The allure of a shiny New Thing is dangerously tantalizing, but we resisted that pull and opted for a tool already in use across other production environments. The bigger the community, the more likely it is that we’ll find our answers within that community; a thousand companies using a tool will find edge cases much faster than ten companies will.
One Size Should Not Fit All
Some clever readers may be thinking, “Hey, you already figured out how to use Nomad; why not save some time and leverage your knowledge by using it again to orchestrate the whole product? Wouldn’t that reduce complexity?”
Fair questions. While Nomad was great for “single-purpose” scheduling of build containers, Kubernetes has an arsenal of features, including robust health checking, configurable deployment strategies, distributed networking, secrets and operations tooling that other orchestration systems lacked.
We’ve also got a policy of strict isolation between our own infrastructure and our customers’ infrastructure. While this does reduce leverage, it means we’re free to choose the right tool for the job. We had some tight constraints that led to choosing Nomad, but we didn’t let that decision trigger any tunnel vision — we never felt obligated to use Nomad for everything.
Instead, we took a breath and a hard look at our goals. We wanted the system we chose to be purposeful and composable, and that meant spending time exploring other options. And this is something we could only do because we’re at a certain scale. In a smaller shop, it would make sense to have either a Nomad expert or a Kubernetes expert — but not both.

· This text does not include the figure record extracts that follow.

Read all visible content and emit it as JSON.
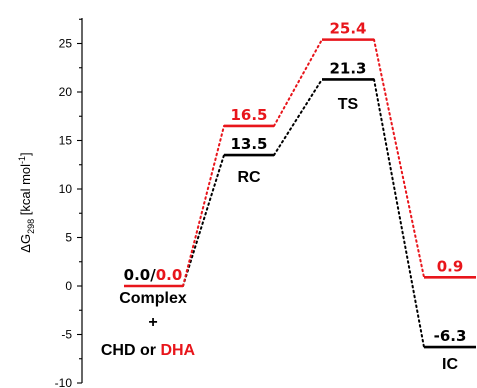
{
  "chart_data": {
    "type": "line",
    "ylabel": "ΔG298 [kcal mol-1]",
    "ylim": [
      -10,
      28
    ],
    "yticks": [
      -10,
      -5,
      0,
      5,
      10,
      15,
      20,
      25
    ],
    "grid": false,
    "legend": "none",
    "categories": [
      "Complex + CHD or DHA",
      "RC",
      "TS",
      "IC"
    ],
    "series": [
      {
        "color": "#000000",
        "values": [
          0.0,
          13.5,
          21.3,
          -6.3
        ],
        "labels": [
          "0.0",
          "13.5",
          "21.3",
          "-6.3"
        ]
      },
      {
        "color": "#e8151b",
        "values": [
          0.0,
          16.5,
          25.4,
          0.9
        ],
        "labels": [
          "0.0",
          "16.5",
          "25.4",
          "0.9"
        ]
      }
    ],
    "annotations": {
      "separator": "/",
      "state_labels": [
        "Complex",
        "+",
        "CHD or ",
        "DHA",
        "RC",
        "TS",
        "IC"
      ]
    }
  }
}
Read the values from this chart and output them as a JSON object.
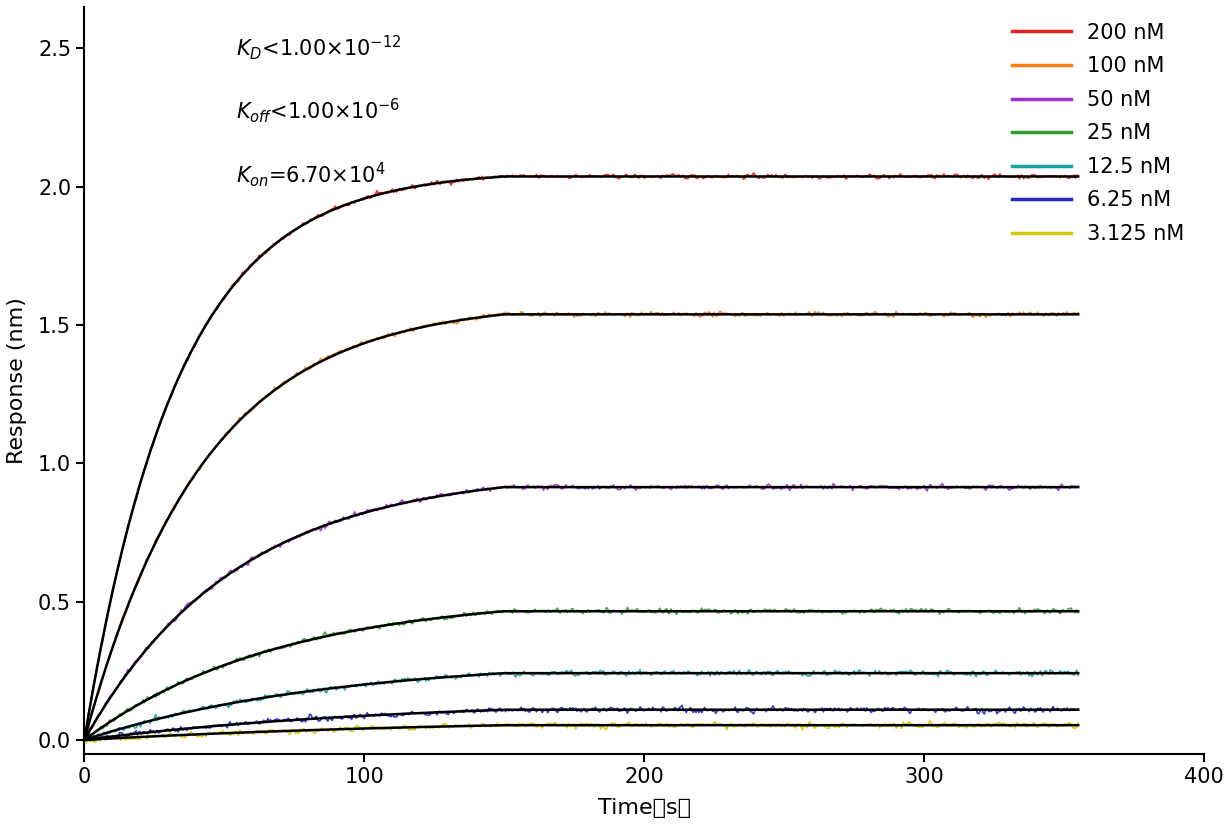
{
  "xlabel": "Time（s）",
  "ylabel": "Response (nm)",
  "xlim": [
    0,
    400
  ],
  "ylim": [
    -0.05,
    2.65
  ],
  "yticks": [
    0.0,
    0.5,
    1.0,
    1.5,
    2.0,
    2.5
  ],
  "xticks": [
    0,
    100,
    200,
    300,
    400
  ],
  "concentrations": [
    200,
    100,
    50,
    25,
    12.5,
    6.25,
    3.125
  ],
  "colors": [
    "#e8221a",
    "#f07f16",
    "#9b30d0",
    "#2e9e2e",
    "#1fa0a0",
    "#2828c8",
    "#d4c800"
  ],
  "plateau_values": [
    2.06,
    1.585,
    0.975,
    0.525,
    0.295,
    0.148,
    0.082
  ],
  "association_end": 150,
  "total_time": 355,
  "kon": 67000.0,
  "legend_labels": [
    "200 nM",
    "100 nM",
    "50 nM",
    "25 nM",
    "12.5 nM",
    "6.25 nM",
    "3.125 nM"
  ],
  "noise_scale": 0.005,
  "linewidth_data": 1.2,
  "linewidth_fit": 1.8
}
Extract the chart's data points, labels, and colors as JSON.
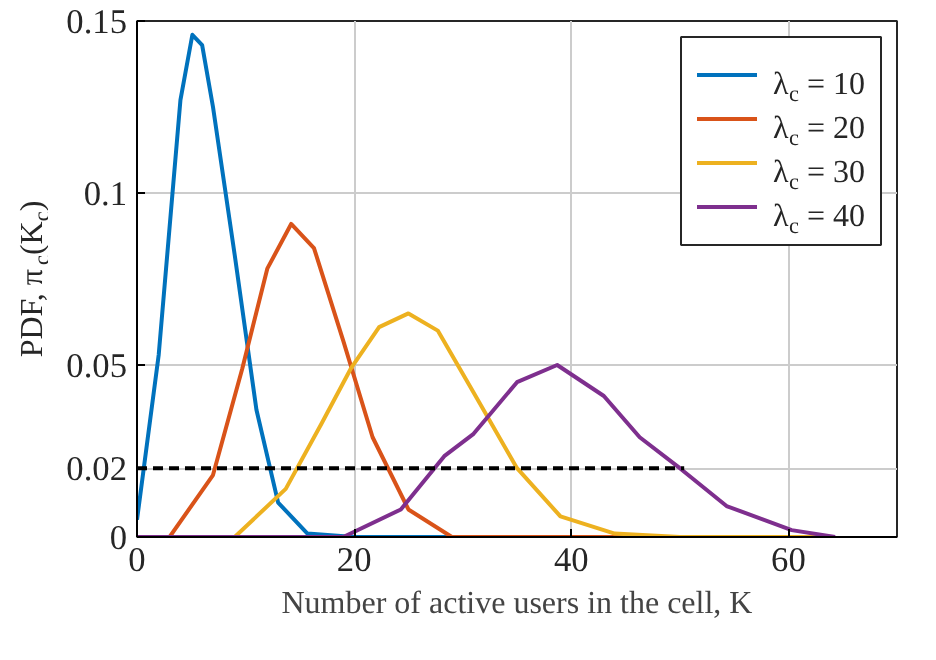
{
  "chart_data": {
    "type": "line",
    "xlabel": "Number of active users in the cell, K",
    "ylabel": "PDF, π$_{c}$(K$_{c}$)",
    "xlim": [
      0,
      70
    ],
    "ylim": [
      0,
      0.15
    ],
    "xticks": [
      0,
      20,
      40,
      60
    ],
    "yticks": [
      0,
      0.02,
      0.05,
      0.1,
      0.15
    ],
    "grid": true,
    "legend": "top right",
    "line_style": "solid",
    "marker": "none",
    "series": [
      {
        "name": "λ$_{c}$ = 10",
        "color": "#0072bd",
        "x": [
          0,
          2,
          4,
          5.1,
          6,
          7,
          9,
          11,
          13,
          15.7,
          20,
          30,
          64
        ],
        "values": [
          0.005,
          0.053,
          0.127,
          0.146,
          0.143,
          0.125,
          0.082,
          0.037,
          0.01,
          0.001,
          0,
          0,
          0
        ]
      },
      {
        "name": "λ$_{c}$ = 20",
        "color": "#d95319",
        "x": [
          0,
          3,
          7,
          9.7,
          12,
          14.2,
          16.3,
          19,
          21.7,
          25,
          29,
          40,
          64
        ],
        "values": [
          0,
          0,
          0.018,
          0.049,
          0.078,
          0.091,
          0.084,
          0.057,
          0.029,
          0.008,
          0,
          0,
          0
        ]
      },
      {
        "name": "λ$_{c}$ = 30",
        "color": "#edb120",
        "x": [
          0,
          9,
          13.7,
          17,
          19.7,
          22.3,
          25,
          27.7,
          31,
          35,
          39,
          44,
          50,
          64
        ],
        "values": [
          0,
          0,
          0.014,
          0.033,
          0.049,
          0.061,
          0.065,
          0.06,
          0.042,
          0.02,
          0.006,
          0.001,
          0,
          0
        ]
      },
      {
        "name": "λ$_{c}$ = 40",
        "color": "#7e2f8e",
        "x": [
          0,
          19,
          24.3,
          28.3,
          31,
          35,
          38.7,
          43,
          46.3,
          50,
          54.3,
          60.3,
          64.3
        ],
        "values": [
          0,
          0,
          0.008,
          0.0235,
          0.03,
          0.045,
          0.05,
          0.041,
          0.029,
          0.02,
          0.009,
          0.002,
          0
        ]
      },
      {
        "color": "#000000",
        "line_style": "dashed",
        "x": [
          0,
          50.4
        ],
        "values": [
          0.02,
          0.02
        ]
      }
    ]
  }
}
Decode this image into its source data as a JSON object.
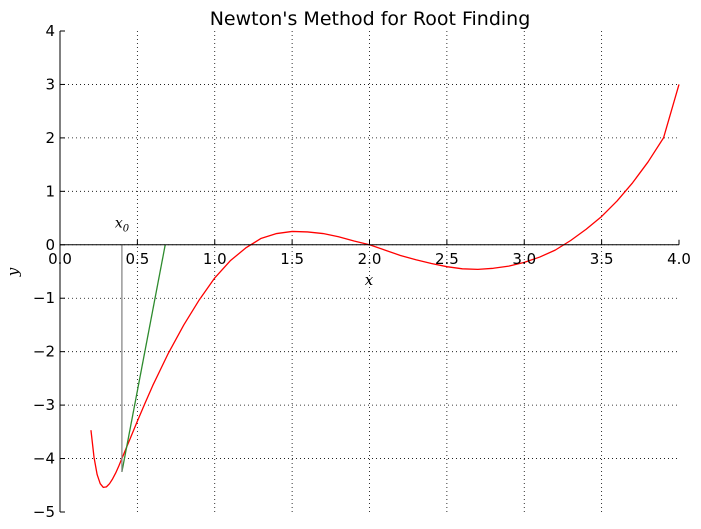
{
  "chart_data": {
    "type": "line",
    "title": "Newton's Method for Root Finding",
    "xlabel": "x",
    "ylabel": "y",
    "xlim": [
      0.0,
      4.0
    ],
    "ylim": [
      -5,
      4
    ],
    "grid": true,
    "x_ticks": [
      0.0,
      0.5,
      1.0,
      1.5,
      2.0,
      2.5,
      3.0,
      3.5,
      4.0
    ],
    "x_tick_labels": [
      "0.0",
      "0.5",
      "1.0",
      "1.5",
      "2.0",
      "2.5",
      "3.0",
      "3.5",
      "4.0"
    ],
    "y_ticks": [
      -5,
      -4,
      -3,
      -2,
      -1,
      0,
      1,
      2,
      3,
      4
    ],
    "y_tick_labels": [
      "−5",
      "−4",
      "−3",
      "−2",
      "−1",
      "0",
      "1",
      "2",
      "3",
      "4"
    ],
    "series": [
      {
        "role": "function",
        "color": "#ff0000",
        "x": [
          0.2,
          0.22,
          0.24,
          0.26,
          0.28,
          0.3,
          0.32,
          0.34,
          0.36,
          0.38,
          0.4,
          0.45,
          0.5,
          0.55,
          0.6,
          0.7,
          0.8,
          0.9,
          1.0,
          1.1,
          1.2,
          1.3,
          1.4,
          1.5,
          1.6,
          1.7,
          1.8,
          1.9,
          2.0,
          2.1,
          2.2,
          2.3,
          2.4,
          2.5,
          2.6,
          2.7,
          2.8,
          2.9,
          3.0,
          3.1,
          3.2,
          3.3,
          3.4,
          3.5,
          3.6,
          3.7,
          3.8,
          3.9,
          4.0
        ],
        "y": [
          -3.47,
          -3.98,
          -4.3,
          -4.47,
          -4.54,
          -4.53,
          -4.47,
          -4.38,
          -4.27,
          -4.14,
          -4.0,
          -3.65,
          -3.3,
          -2.96,
          -2.63,
          -2.03,
          -1.5,
          -1.03,
          -0.62,
          -0.3,
          -0.06,
          0.12,
          0.21,
          0.25,
          0.24,
          0.21,
          0.15,
          0.07,
          0.0,
          -0.1,
          -0.2,
          -0.28,
          -0.35,
          -0.41,
          -0.45,
          -0.46,
          -0.44,
          -0.4,
          -0.33,
          -0.23,
          -0.1,
          0.08,
          0.29,
          0.53,
          0.82,
          1.16,
          1.55,
          2.0,
          3.0
        ]
      },
      {
        "role": "tangent",
        "color": "#2e8b2e",
        "x": [
          0.4,
          0.68
        ],
        "y": [
          -4.25,
          0.0
        ]
      },
      {
        "role": "vertical",
        "color": "#888888",
        "x": [
          0.4,
          0.4
        ],
        "y": [
          0.0,
          -4.25
        ]
      }
    ],
    "annotations": [
      {
        "text": "x",
        "subscript": "0",
        "x": 0.4,
        "y": 0.25
      }
    ]
  }
}
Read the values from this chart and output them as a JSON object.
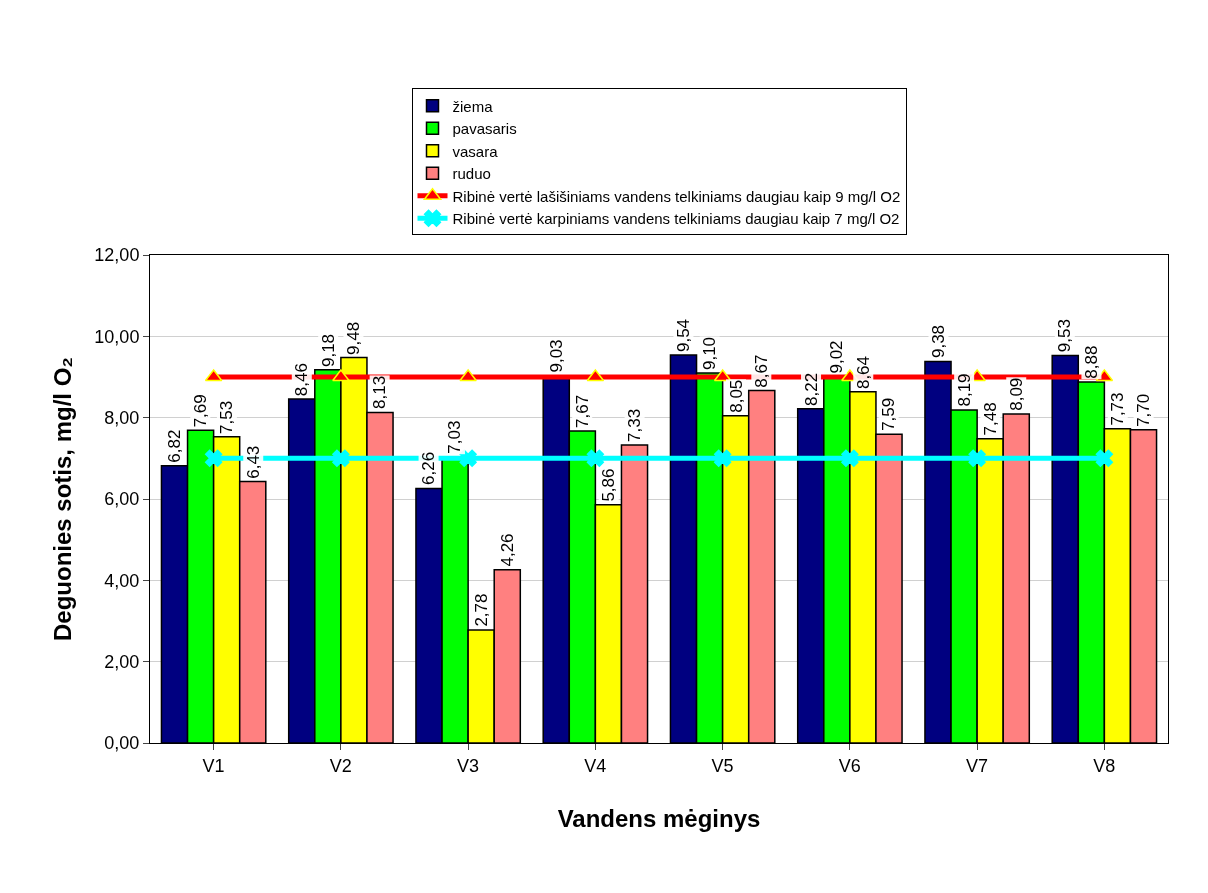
{
  "chart_data": {
    "type": "bar",
    "xlabel": "Vandens mėginys",
    "ylabel": "Deguonies sotis, mg/l O₂",
    "categories": [
      "V1",
      "V2",
      "V3",
      "V4",
      "V5",
      "V6",
      "V7",
      "V8"
    ],
    "series": [
      {
        "name": "žiema",
        "color": "#000080",
        "values": [
          6.82,
          8.46,
          6.26,
          9.03,
          9.54,
          8.22,
          9.38,
          9.53
        ],
        "value_labels": [
          "6,82",
          "8,46",
          "6,26",
          "9,03",
          "9,54",
          "8,22",
          "9,38",
          "9,53"
        ]
      },
      {
        "name": "pavasaris",
        "color": "#00ff00",
        "values": [
          7.69,
          9.18,
          7.03,
          7.67,
          9.1,
          9.02,
          8.19,
          8.88
        ],
        "value_labels": [
          "7,69",
          "9,18",
          "7,03",
          "7,67",
          "9,10",
          "9,02",
          "8,19",
          "8,88"
        ]
      },
      {
        "name": "vasara",
        "color": "#ffff00",
        "values": [
          7.53,
          9.48,
          2.78,
          5.86,
          8.05,
          8.64,
          7.48,
          7.73
        ],
        "value_labels": [
          "7,53",
          "9,48",
          "2,78",
          "5,86",
          "8,05",
          "8,64",
          "7,48",
          "7,73"
        ]
      },
      {
        "name": "ruduo",
        "color": "#ff8080",
        "values": [
          6.43,
          8.13,
          4.26,
          7.33,
          8.67,
          7.59,
          8.09,
          7.7
        ],
        "value_labels": [
          "6,43",
          "8,13",
          "4,26",
          "7,33",
          "8,67",
          "7,59",
          "8,09",
          "7,70"
        ]
      },
      {
        "name": "Ribinė vertė lašišiniams vandens telkiniams daugiau kaip 9 mg/l O2",
        "type": "line",
        "color": "#ff0000",
        "marker": "triangle",
        "values": [
          9,
          9,
          9,
          9,
          9,
          9,
          9,
          9
        ]
      },
      {
        "name": "Ribinė vertė karpiniams vandens telkiniams daugiau kaip 7 mg/l O2",
        "type": "line",
        "color": "#00ffff",
        "marker": "cross",
        "values": [
          7,
          7,
          7,
          7,
          7,
          7,
          7,
          7
        ]
      }
    ],
    "ylim": [
      0,
      12
    ],
    "yticks": [
      {
        "value": 0,
        "label": "0,00"
      },
      {
        "value": 2,
        "label": "2,00"
      },
      {
        "value": 4,
        "label": "4,00"
      },
      {
        "value": 6,
        "label": "6,00"
      },
      {
        "value": 8,
        "label": "8,00"
      },
      {
        "value": 10,
        "label": "10,00"
      },
      {
        "value": 12,
        "label": "12,00"
      }
    ],
    "grid": "y",
    "legend": "top"
  }
}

But we’re large enough that we can let teams pick the right tools for the job. And we’re also large enough that we’re required to pick the right tools for the job: when you’re running a large-scale distributed system, every little bit counts.
Handled Nomad’s Quirks
Kubernetes helped us address Nomad’s need for manual intervention. If we wanted to update our version of Nomad, we could push it to Kubernetes, which would only try to update the first server. If that failed, Kubernetes would stop the deploy and keep the remaining four running so everything could be safely rolled back.
As for the wedging issue, Kubernetes’ health checks proved invaluable. The readiness probe could check a given HTTP endpoint and ensure that it was accessible before updating, and the liveness probe could check that a server is… live, and restart it if not. So Kubernetes gave us autonomous, self-actualized containers that could auto-heal if they became unhealthy.
Write Less Code, Use More Tools
So, using Kubernetes to orchestrate Nomad really isn’t so outrageous. It’s a matter of perspective: once we landed on Nomad as the solution to our scheduling problem, we considered it to be part of the product; Kubernetes was the solution for scaling the product.
This distinction is important because it affects how we approached each problem. As soon as Nomad fulfilled its destiny as a job scheduler, we stopped treating it as an orchestration system; instead, it just became one of several components in CircleCI 2.0. And that meant we could tackle the problem of making CircleCI 2.0 highly available separately from the problem of scheduling jobs.
All of this was in the spirit of writing less code. By breaking these problems into digestible pieces, we were able to pick the right tool for each scenario, instead of picking one orchestration system and using it everywhere. It’s a liberating feeling, and we highly recommend it. The glorious conclusion to this story ends with the cathartic deletion of all the custom orchestration code that the original CircleCI relies on — and we very much look forward to that day.